"27 Dresses" is so chock full of clichés-romantic comedy, it plays almost like a parody.
(It might be fun, but if they handed over lists multiplex at the door so you can check withdraw gradually could be an interactive thing. You know, to help pass the time.)
Katherine Heigl Jane's is always a lady of a bride and never a role it has already done 27 times because it is so adept at anticipating and satisfying his friends "prenuptial every requirement.
She is secretly in love with her boss (Edward Burns), but, of course, there's another guy there (James Marsden), which at the origin of the clashes, which obviously will eventually be the one to keep her having to wear dress of Miss No. 28.
Director Anne Fletcher ( "Step Up") and writer Aline Brosh McKenna ( "The Devil Wears Prada") also cram in a wisecracking best friend, the obligation to try-am assembling clothing and featuring all the hideous taffeta concoctions in Jane's closet, and a Spit-inducing sing-along to Elton John's "Bennie and the Jets".
And of course, all ends with a mad dash to blurt some very painful, I-love-yous. On stage. During a microphone. Apart from films like this, does anyone really do this?
Heigl has such a presence intriguingly different for a rom-com heroine, but there's nothing cutesy about her, no self-consciousness, it makes you long desperately to see his work with more inspiration. The television star of "Grey's Anatomy" has proven reliable in the body of last summer's "Knocked Up" in front of a gaggle of goofy guy who stole all the laughs. Here, with its first opportunity for a film, she maintains a down-to-earth likability, despite the fluffiness of dialogue and situations.
A woman can not do everything. Two women, however, and Fletcher McKenna could have done much more, and they should have. In an industry dominated by men, where women are still only filmmakers make any progress, they owe it to women moviegoers to provide entertainment that is not only stupid and mired in stereotypes. (This is especially a letdown from the person who designed "Prada", a script that is fresh and stylish.)
Several of these 27 are bridezillas future wives, including Jane assuages with his attitude and his warm mantra in every difficult situation, "No problem". But it is clear from his obsession with marriage, which includes the cutting and the maintenance of its favourite items commitments of the fiction section of the New York Journal as its primary, the definition of life-dream was to be a march in the went one day to Pachelbel's Canon.

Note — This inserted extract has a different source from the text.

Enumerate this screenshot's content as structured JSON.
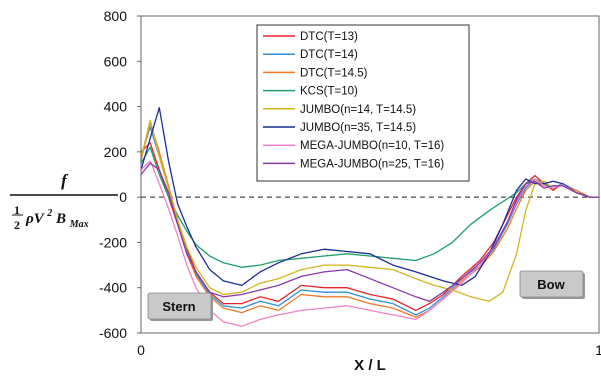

His best friend, Casey (Judy Greer), is particularly sarcastic and promiscuity. Her younger sister, Tess (Malin Akerman), has skated all his life about his appearance and his party-girl personality and it succeeds in sweeping Burns character off her feet at night, she meets him in a little Debian yellow number of a bar, Much to Jane's dismay. Then they end up engaging in just a few weeks, since Tess has lied to him to think that she is the perfect woman for him: an adventure, animal-loving vegan.
Guess who's the girl of honor will be?
Anyway, the main source of tension comes from its Marsden, Kevin, laid on the fact that the guy who has been writing all these columns Jane loves marriage under a pseudonym. She thinks he's just a reporter and a cynical, what is more. (Kevin does not believe in love and marriage, Jane's bread and butter.) Later, he finds himself again when he said he wrote a puff piece on Tess' wedding.
Marsden, who has been on a roll lately with the musical "Hairspray" and "Enchanted," here shows another side comical and gets a couple of common sense. Heigl, and it seems to have some chemistry, only the banter is not fast enough to allow it to shine through.
Costume designer Catherine Marie Thomas deserves to be mentioned, even if, for the creation of all these wild dresses, ranging from goth and cowgirl-themed to a Scarlet O'Hara of inspiration and a hot pink monstrosity micro-mini LA for a wedding.
The theory offered here is that the dresses are ugly girl to the woman marries look better by comparison. "27 Dresses" has the same effect on his romantic comedy predecessors.
"27 Dresses," a 2000 Fox release, is rated PG-13 for language, some insinuations and sexuality. Running time: 107 minutes. One and a half stars out of four.